First the pessimistic view.
With incomes not rising strongly people are being forced to use savings to augment those incomes as they spend. Consumption throughout the year has been at a low rate suggesting that households are still concerned about job security, debt levels, and their prospects for growth. This hesitancy to spend has been breached only by the need to replace worn out cars and other large ticket items, two categories of spending that have bucked the trend during the past few months. Once those things have been replaced, so this view goes, people retreat back to their defensive posture to wait out the lingering storm.
Second, the optimistic view.
Households are now showing the first concerted signs that they have paid down debt sufficiently to undertake significant purchases like new cars and other durable goods. And they are growing in confidence enough to do this spending from savings rather than directly from incomes. When coupled with recent gains in measures of consumer confidence the willingness to delve into savings suggests that households are less worried about job security, have their debt levels under control, and are more upbeat about their prospects. This view then supports the argument that we are nearing the end of retrenchment and that consumption will pick up steadily over the next few quarters.
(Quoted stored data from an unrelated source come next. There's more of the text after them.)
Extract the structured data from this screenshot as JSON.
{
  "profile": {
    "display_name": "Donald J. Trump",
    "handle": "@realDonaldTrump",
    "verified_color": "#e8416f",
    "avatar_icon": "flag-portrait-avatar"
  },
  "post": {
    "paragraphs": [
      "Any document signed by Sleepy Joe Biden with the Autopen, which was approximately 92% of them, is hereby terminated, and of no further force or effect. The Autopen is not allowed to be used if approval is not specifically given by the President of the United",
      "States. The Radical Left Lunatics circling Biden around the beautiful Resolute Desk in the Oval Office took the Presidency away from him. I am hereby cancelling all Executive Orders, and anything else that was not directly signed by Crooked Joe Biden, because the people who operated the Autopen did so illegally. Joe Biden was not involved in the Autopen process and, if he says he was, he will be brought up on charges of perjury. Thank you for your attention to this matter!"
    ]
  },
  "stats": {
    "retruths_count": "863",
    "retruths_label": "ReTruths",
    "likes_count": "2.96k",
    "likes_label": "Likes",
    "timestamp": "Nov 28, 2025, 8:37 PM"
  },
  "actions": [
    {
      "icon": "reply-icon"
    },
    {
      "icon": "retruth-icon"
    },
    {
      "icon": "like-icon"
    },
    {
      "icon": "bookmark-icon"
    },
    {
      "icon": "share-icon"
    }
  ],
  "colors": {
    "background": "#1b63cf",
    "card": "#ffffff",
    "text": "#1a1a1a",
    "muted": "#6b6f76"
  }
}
Both views can be argued from the current facts. So which one is likely to prevail?
Well, unusually, I am going to hedge a little.
I think the signs are good that the recovery is well established and that households are feeling better about the future. This augurs well and is supported by many of the figures we are now seeing. But, the speed of improvement will remain weaker than that necessary to lift us out of the current doldrums without an additional injection of stimulus to provide one last kick across the finishing line. Unfortunately getting such a kick is unlikely – all the talk is still wrongly focused on austerity – and all the major risk factors are negative – the muddle in Europe and our own debt debate being the primary negatives weighing us down.
So, while I think people are primed and ready to go, our leadership isn’t. What leadership we have is off on its own fighting unnecessary battles against enemies like inflation that don’t exist and ignoring those that need vanquishing like the paucity of demand.
The troops are ready. The generals aren’t. Oh well.